Wie es weitergeht – Verwertung und Transfer
Der BRAINCON2-Prototyp wird aktuell in unser kommerzielles System überführt.
Geplant ist:
- die produktive Nutzung des KI-gestützten Editors,
- die Weiterentwicklung des Prüfungssystems,
- sowie der Transfer der technischen Komponenten in bestehende Lernplattformstrukturen.
Die Architektur, die Schnittstellenlogik und die Erfahrung mit der Integration generativer KI können als Modell für technologische Entwicklungen im Bildungsbereich dienen – insbesondere für Projekte, die:
- mit verteilten Cloud-Architekturen arbeiten,
- eigene Plattformlösungen aufbauen oder modernisieren,
- oder NBP-kompatible Schnittstellen und Authentifizierungsprozesse integrieren wollen.
Auch für andere Fördervorhaben, die Technologien wie Flutter, Keycloak oder Kubernetes erproben möchten, bietet BRAINCON2 wertvolle Erkenntnisse zur Machbarkeit und Skalierbarkeit.

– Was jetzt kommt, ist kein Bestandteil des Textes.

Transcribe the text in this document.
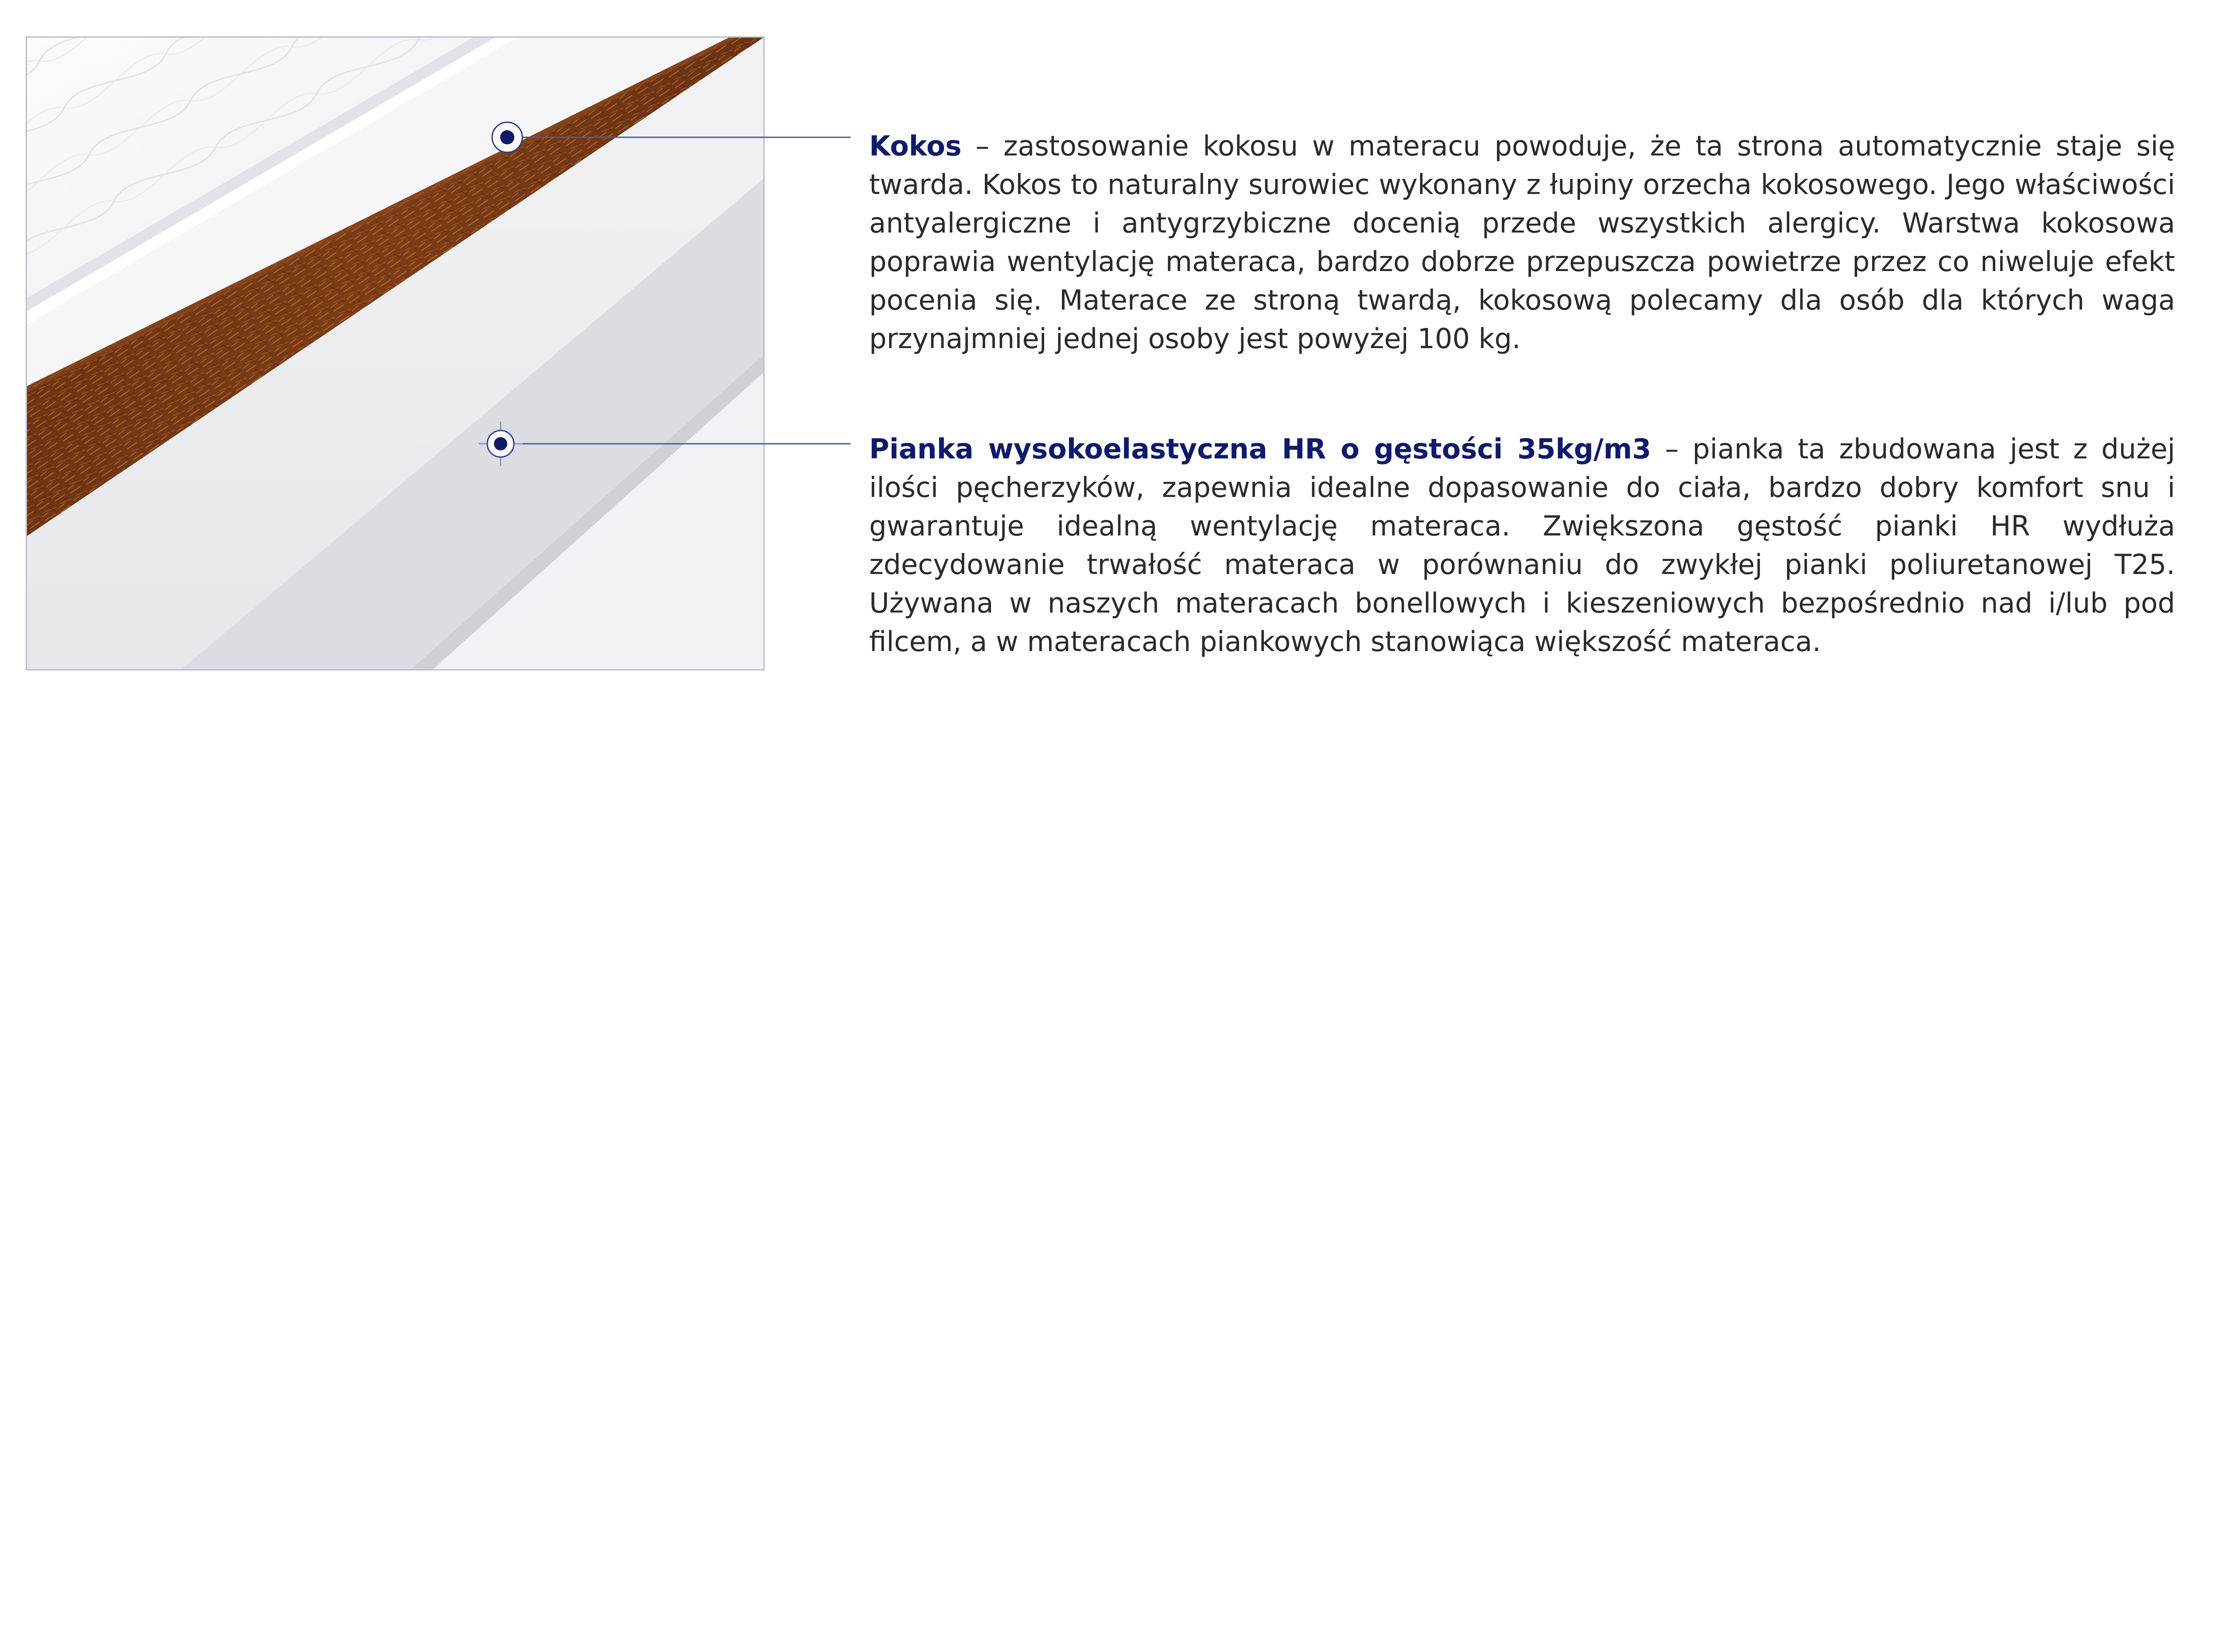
Kokos – zastosowanie kokosu w materacu powoduje, że ta strona automatycznie staje się twarda. Kokos to naturalny surowiec wykonany z łupiny orzecha kokosowego. Jego właściwości antyalergiczne i antygrzybiczne docenią przede wszystkich alergicy. Warstwa kokosowa poprawia wentylację materaca, bardzo dobrze przepuszcza powietrze przez co niweluje efekt pocenia się. Materace ze stroną twardą, kokosową polecamy dla osób dla których waga przynajmniej jednej osoby jest powyżej 100 kg.

Pianka wysokoelastyczna HR o gęstości 35kg/m3 – pianka ta zbudowana jest z dużej ilości pęcherzyków, zapewnia idealne dopasowanie do ciała, bardzo dobry komfort snu i gwarantuje idealną wentylację materaca. Zwiększona gęstość pianki HR wydłuża zdecydowanie trwałość materaca w porównaniu do zwykłej pianki poliuretanowej T25. Używana w naszych materacach bonellowych i kieszeniowych bezpośrednio nad i/lub pod filcem, a w materacach piankowych stanowiąca większość materaca.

Ein echtes Highlight: Die Projektvorstellung im BMBF
Ein besonderer Moment zum Abschluss des Projekts war die Einladung zur abschließenden Fachkonferenz des BMBF in Berlin.
Im Rahmen eines Gallery Walks im Ministerium präsentierten wir unser Projekt anhand eines gestalteten Posters und einer Live-Demo des Prototyps.

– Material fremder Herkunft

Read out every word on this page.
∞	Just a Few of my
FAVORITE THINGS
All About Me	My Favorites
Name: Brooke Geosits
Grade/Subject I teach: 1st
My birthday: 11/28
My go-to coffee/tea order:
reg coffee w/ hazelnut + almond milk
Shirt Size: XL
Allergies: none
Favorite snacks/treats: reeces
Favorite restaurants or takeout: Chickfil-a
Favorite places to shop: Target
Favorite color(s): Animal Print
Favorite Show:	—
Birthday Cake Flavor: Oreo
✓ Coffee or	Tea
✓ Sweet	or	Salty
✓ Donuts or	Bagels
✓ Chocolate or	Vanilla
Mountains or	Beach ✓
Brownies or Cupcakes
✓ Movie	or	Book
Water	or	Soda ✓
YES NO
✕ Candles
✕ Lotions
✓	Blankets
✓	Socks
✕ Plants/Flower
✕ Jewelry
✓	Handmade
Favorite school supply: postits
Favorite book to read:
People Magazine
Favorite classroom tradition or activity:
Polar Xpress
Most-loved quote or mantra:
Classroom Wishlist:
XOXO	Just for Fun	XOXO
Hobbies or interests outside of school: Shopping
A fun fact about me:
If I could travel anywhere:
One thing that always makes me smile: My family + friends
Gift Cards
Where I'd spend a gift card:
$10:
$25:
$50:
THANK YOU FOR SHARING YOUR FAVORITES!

Der direkte Austausch mit Vertreter:innen des BMBF, dem Projektträger und den anderen geförderten Teams war für uns hochgradig inspirierend.
Es war nicht nur eine schöne Bestätigung der geleisteten Arbeit, sondern auch ein starkes Signal, dass der Bedarf an realisierten, anschlussfähigen Bildungsinnovationen hoch ist – und dass wir mit BRAINCON2 genau hier einen Beitrag leisten konnten.

Fazit: Was bleibt vom Projekt BRAINCON2?
BRAINCON2 war für uns mehr als ein Technologieprojekt.
Es war ein Praxistest für viele Fragen, die aktuell in der Bildungsdigitalisierung diskutiert werden – von Interoperabilität über KI bis hin zu Plattformstrategien.
Wir haben gelernt, dass mutige Entscheidungen belohnt werden – wenn man bereit ist, unterwegs dazuzulernen.
Und dass echte Innovationssprünge entstehen, wenn Technologie nicht Selbstzweck ist, sondern funktional, offen und didaktisch begründet gedacht wird.

Wir danken dem BMBF für die Förderung, dem Projektträger für die Begleitung – und allen, die Bildung neu denken wollen.
Der Weg geht weiter – mit realen Anwendungen, neuen Partnerschaften und viel Lust auf Weiterentwicklung.